Technical development and digitalization will enable completely new and innovative solutions such as developing digital twins for forests. These digital replicas of entire forests will help model different biodiversity scenarios based on various external scenarios (such as different weather conditions) and specific measures taken by given companies. In turn, it will be possible to connect these digital twins to specific biodiversity key performance indicators.
Scale: Get started on executing transitions, and set the organization up for scaling by having the right enablers in place. Work with stakeholders such as regulators, investors, and consumers to limit pressures, leverage business opportunities, and design a flexible roadmap.
Making the business case for biodiversity will help scale. For instance, internal carbon pricing is set to help mitigate the impact of climate change. The same should be done for biodiversity. Leaders are aiming to develop climate- and biodiversity-positive products. And now that there are consumers and brand owners who are ready to join, these pilots could be tested in cosmetics and luxury products packaging, for instance.
Transform: Take longer-term action by identifying micro-battles (smaller pilot projects) to accelerate results. Completely new capabilities—that is, new competence, new structure, and new processes—will be required to make the change happen.

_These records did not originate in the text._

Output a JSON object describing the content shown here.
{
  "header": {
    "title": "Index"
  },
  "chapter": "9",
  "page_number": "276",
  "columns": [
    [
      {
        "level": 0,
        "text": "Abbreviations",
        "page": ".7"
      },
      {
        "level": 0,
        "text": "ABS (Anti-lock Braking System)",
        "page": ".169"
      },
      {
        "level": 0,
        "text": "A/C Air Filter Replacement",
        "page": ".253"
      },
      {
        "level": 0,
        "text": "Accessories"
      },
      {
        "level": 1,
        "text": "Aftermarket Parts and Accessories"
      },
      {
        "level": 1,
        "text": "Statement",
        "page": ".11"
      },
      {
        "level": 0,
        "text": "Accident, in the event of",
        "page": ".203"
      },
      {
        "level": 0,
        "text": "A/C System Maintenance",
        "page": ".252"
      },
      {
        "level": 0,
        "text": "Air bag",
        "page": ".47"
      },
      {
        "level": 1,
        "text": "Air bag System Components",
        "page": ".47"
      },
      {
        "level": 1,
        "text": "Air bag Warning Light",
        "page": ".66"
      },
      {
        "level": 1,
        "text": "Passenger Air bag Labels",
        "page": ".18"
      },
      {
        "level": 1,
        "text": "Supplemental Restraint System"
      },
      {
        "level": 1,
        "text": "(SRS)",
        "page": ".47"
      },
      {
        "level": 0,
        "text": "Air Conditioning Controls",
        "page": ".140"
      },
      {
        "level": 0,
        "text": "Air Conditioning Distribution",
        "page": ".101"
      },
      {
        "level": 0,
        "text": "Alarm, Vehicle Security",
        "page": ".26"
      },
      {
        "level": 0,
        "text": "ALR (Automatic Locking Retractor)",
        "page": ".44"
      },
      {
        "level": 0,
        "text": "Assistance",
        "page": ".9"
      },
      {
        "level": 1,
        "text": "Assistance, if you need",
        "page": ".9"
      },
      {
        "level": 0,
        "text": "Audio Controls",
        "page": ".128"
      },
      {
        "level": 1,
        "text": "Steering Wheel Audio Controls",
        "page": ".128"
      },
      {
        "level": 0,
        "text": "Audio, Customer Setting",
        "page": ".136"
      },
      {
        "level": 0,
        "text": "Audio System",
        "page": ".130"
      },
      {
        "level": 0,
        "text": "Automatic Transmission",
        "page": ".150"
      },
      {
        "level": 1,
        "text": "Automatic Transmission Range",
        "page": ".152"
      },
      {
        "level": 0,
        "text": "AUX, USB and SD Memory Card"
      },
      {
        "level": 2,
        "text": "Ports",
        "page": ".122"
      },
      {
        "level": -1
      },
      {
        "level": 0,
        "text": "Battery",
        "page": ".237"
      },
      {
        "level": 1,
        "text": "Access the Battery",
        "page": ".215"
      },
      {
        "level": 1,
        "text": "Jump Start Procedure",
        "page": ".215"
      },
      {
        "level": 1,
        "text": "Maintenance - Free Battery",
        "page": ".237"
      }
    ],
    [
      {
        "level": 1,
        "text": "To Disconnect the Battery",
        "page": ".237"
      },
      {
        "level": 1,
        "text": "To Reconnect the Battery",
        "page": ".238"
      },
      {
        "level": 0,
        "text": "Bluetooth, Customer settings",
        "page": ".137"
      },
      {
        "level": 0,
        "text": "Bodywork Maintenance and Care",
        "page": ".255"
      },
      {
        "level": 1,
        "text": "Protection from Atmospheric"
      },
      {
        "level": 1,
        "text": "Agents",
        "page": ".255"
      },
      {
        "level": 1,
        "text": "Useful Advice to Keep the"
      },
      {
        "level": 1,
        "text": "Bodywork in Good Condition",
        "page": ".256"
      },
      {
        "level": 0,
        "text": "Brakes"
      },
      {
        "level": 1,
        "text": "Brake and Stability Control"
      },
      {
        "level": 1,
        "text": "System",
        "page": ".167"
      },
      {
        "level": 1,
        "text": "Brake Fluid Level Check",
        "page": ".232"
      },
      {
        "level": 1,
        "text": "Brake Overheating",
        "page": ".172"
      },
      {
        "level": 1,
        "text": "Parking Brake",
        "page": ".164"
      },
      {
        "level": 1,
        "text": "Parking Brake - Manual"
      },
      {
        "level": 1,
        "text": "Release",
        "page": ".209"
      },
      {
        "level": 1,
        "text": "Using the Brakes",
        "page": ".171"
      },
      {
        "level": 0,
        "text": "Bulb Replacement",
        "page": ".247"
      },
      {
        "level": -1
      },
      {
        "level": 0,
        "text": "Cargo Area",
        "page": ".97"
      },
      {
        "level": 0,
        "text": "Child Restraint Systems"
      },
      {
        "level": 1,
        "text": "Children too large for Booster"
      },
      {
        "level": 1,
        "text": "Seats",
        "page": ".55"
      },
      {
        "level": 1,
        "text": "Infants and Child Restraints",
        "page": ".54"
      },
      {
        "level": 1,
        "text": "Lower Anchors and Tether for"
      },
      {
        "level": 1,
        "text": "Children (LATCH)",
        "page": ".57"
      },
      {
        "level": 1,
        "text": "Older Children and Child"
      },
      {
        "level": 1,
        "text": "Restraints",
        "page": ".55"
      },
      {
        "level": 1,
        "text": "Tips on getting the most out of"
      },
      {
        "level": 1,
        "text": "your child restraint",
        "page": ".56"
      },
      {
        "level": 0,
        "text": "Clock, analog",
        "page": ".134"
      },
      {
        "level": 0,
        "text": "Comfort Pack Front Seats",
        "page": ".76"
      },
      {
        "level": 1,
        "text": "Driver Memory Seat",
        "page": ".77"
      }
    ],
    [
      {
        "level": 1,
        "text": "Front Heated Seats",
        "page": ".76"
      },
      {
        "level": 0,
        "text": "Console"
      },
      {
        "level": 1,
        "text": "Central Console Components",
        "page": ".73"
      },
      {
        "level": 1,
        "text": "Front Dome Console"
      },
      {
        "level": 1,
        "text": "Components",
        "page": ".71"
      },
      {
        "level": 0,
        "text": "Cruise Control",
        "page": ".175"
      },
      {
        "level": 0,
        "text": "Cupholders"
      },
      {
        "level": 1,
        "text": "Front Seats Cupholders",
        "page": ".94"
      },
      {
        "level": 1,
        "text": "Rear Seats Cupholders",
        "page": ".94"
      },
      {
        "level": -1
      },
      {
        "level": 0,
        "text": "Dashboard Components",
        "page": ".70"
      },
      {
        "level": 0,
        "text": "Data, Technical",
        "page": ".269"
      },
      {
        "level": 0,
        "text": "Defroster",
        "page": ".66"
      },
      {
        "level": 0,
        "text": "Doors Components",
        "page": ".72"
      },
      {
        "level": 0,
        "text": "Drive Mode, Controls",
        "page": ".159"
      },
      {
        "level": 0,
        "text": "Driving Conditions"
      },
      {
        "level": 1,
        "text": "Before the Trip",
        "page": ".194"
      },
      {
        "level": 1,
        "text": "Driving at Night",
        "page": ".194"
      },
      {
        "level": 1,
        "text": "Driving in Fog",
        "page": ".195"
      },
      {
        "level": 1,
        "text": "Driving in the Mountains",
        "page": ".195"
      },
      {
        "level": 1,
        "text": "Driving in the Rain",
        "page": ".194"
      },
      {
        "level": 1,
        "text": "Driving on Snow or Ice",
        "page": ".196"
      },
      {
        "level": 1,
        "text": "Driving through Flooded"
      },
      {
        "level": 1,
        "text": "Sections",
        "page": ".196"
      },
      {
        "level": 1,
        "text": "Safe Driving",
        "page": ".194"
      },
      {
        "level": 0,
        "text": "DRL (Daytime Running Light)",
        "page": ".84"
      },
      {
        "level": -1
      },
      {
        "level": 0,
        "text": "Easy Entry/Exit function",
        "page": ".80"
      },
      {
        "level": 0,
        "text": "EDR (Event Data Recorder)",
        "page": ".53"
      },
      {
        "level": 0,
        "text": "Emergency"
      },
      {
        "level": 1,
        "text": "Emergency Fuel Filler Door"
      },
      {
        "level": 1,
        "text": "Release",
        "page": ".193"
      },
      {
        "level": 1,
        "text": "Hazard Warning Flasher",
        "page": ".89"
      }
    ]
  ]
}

Management needs to own and implement biodiversity rather than outsource it to sustainability specialists. Finally, the total value chain needs to join the effort and not simply outsource this piece to the next participant in the value chain.
Ultimately, executives can take a page from their overarching sustainability strategy and create bold targets, such as being biodiversity positive or nature positive by 2030, and then create a roadmap and adjust it based on continuous learning.